Religious Persecution in Mexico?

CHIAPAS – It is amazing how much we do not know about our USA neighbors to the immediate north and south. We are especially ignorant of religious persecution against Protestants and Evangelicals in Mexico.

It is amazing how much we do not know about our USA neighbors to the immediate north and south. We are especially ignorant of religious persecution against Protestants and Evangelicals in Mexico.

Some will be surprised at the allegation because they think that Mexico is a Christian country. Accepting the fact that there is no such thing as a Christian country gets us headed on the right path. That includes the United States. We are a country established on Judeo-Christian principles, but church and state are separate entities.

Mexico is a secular state heavily populated by Roman Catholics. An estimated 88% of Mexicans over the age of five identify as self-professed Catholics. Those identifying either as Protestants or Evangelicals comprise only about 5% of the population. That disparity and the Catholic historical dominance in Mexico make the country Catholic in a practical sense. In fact, a majority of Mexican holidays are intimately tied to Catholic festivals.

It is one of those festivals that sparked the latest persecution of Protestants and Evangelicals.

In April 2019, a number of Evangelicals we invited to a community meeting in the Chiapas community of Zinacantan. The meeting was advertised as a time to “address issues of general interest to their community.”

As it turned out, however, the real purpose of the meeting was to organize the May 3rd Catholic Festival of the Holy Cross and to select a mayordomo to manage, administer, and contribute financially to ensure that the festival is a success.
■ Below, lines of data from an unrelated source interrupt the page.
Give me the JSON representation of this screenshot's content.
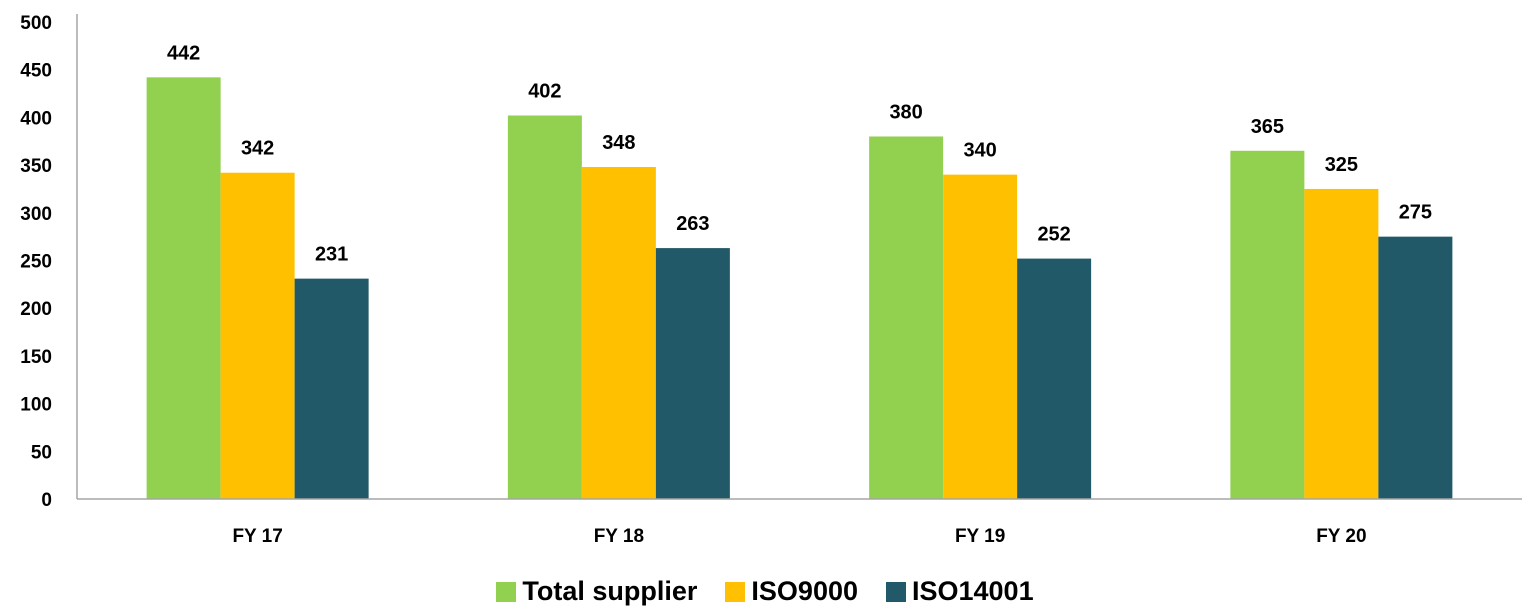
{
  "chart_data": {
    "type": "bar",
    "categories": [
      "FY 17",
      "FY 18",
      "FY 19",
      "FY 20"
    ],
    "series": [
      {
        "name": "Total supplier",
        "values": [
          442,
          402,
          380,
          365
        ],
        "color": "#92D050"
      },
      {
        "name": "ISO9000",
        "values": [
          342,
          348,
          340,
          325
        ],
        "color": "#FFC000"
      },
      {
        "name": "ISO14001",
        "values": [
          231,
          263,
          252,
          275
        ],
        "color": "#215968"
      }
    ],
    "title": "",
    "xlabel": "",
    "ylabel": "",
    "ylim": [
      0,
      500
    ],
    "yticks": [
      0,
      50,
      100,
      150,
      200,
      250,
      300,
      350,
      400,
      450,
      500
    ],
    "data_labels": true,
    "grid": false,
    "legend_position": "bottom"
  }
}
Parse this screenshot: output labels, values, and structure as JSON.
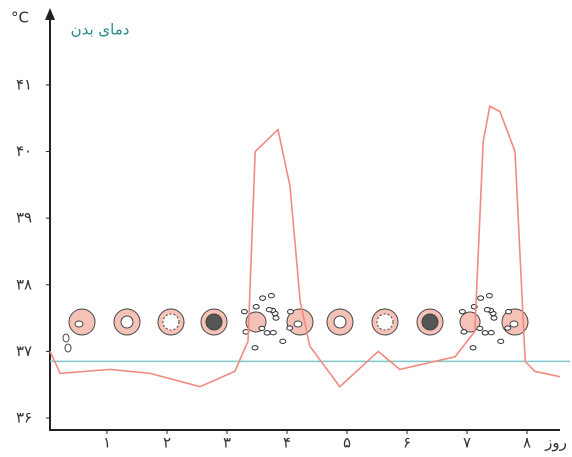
{
  "chart_data": {
    "type": "line",
    "y_label": "دمای بدن",
    "y_unit": "°C",
    "x_label": "روز",
    "xlim": [
      0,
      8.6
    ],
    "xticks": [
      {
        "value": 1,
        "label": "۱"
      },
      {
        "value": 2,
        "label": "۲"
      },
      {
        "value": 3,
        "label": "۳"
      },
      {
        "value": 4,
        "label": "۴"
      },
      {
        "value": 5,
        "label": "۵"
      },
      {
        "value": 6,
        "label": "۶"
      },
      {
        "value": 7,
        "label": "۷"
      },
      {
        "value": 8,
        "label": "۸"
      }
    ],
    "ylim": [
      35.82,
      42.05
    ],
    "yticks": [
      {
        "value": 36,
        "label": "۳۶"
      },
      {
        "value": 37,
        "label": "۳۷"
      },
      {
        "value": 38,
        "label": "۳۸"
      },
      {
        "value": 39,
        "label": "۳۹"
      },
      {
        "value": 40,
        "label": "۴۰"
      },
      {
        "value": 41,
        "label": "۴۱"
      }
    ],
    "reference_line": {
      "value": 36.85,
      "color": "#7fc6c9"
    },
    "x": [
      0.05,
      0.22,
      1.05,
      1.72,
      2.55,
      3.13,
      3.35,
      3.47,
      3.85,
      4.05,
      4.22,
      4.38,
      4.88,
      5.52,
      5.72,
      5.88,
      6.8,
      7.13,
      7.27,
      7.38,
      7.55,
      7.8,
      7.97,
      8.13,
      8.55
    ],
    "series": [
      {
        "color": "#f08a80",
        "values": [
          37.0,
          36.67,
          36.73,
          36.67,
          36.47,
          36.7,
          37.15,
          40.0,
          40.33,
          39.48,
          37.75,
          37.08,
          36.47,
          37.0,
          36.85,
          36.73,
          36.92,
          37.3,
          40.15,
          40.68,
          40.6,
          40.0,
          36.85,
          36.7,
          36.62
        ]
      }
    ]
  }
}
Without his consent, Pastor Juan Hernandez Perez discovered that he had been selected mayordomo. When he refused to accept the position on the basis of his Evangelical faith, he and about a dozen of the Pentecostal Church Christ Comes members were illegally detained for nearly 24 hours.

Their offense was a failure to participate in the activities of the major religion in Chiapas at the municipal level.

The church members returned to their homes following their release only to find that the water and electricity had been turned off.

This is just one recent scenario that teaches us that it is, and has been, difficult for Evangelical Christians to live, work, and worship freely in the midst of the intolerance of the overwhelmingly Catholic population.

In September 2018, representatives of the municipality of Comitan, Chiapas, refused to allow the interment of a local Evangelical woman who had died. The reason for not allowing the burial? The Evangelical church had not cooperated in the celebration of a local Catholic religious holiday.

Reporting the prohibited burial, Evangelico Digital noted also that 17 Evangelical families since the year 2016 have had their water supply cut off due to not cooperating with local Catholic festivities.

In 2016, Quadritin Chiapas reported that the Chiapas state is “first place in religious persecution.” The story below the headlines reported the forced displacement of Evangelical Christian families from the San Cristobal de las Casas community “for professing a different belief to the rest of the settlers.” Notably, aggressors were identified as mainly from the Catholic church.

In April 2019, Somoselmedio reported that the over 700 people from 115 indigenous families had been expelled from nine different communities for failing to participate in local Catholic festivals. Some 32 families had been displaced from their homes in the Yaxtinin community between 2015 and 2019. They had, at the publication of the article, been unable to return to their homes.

The persecution of Christians is much more prevalent that many of us understand. And it is much closer to home than we care to realize.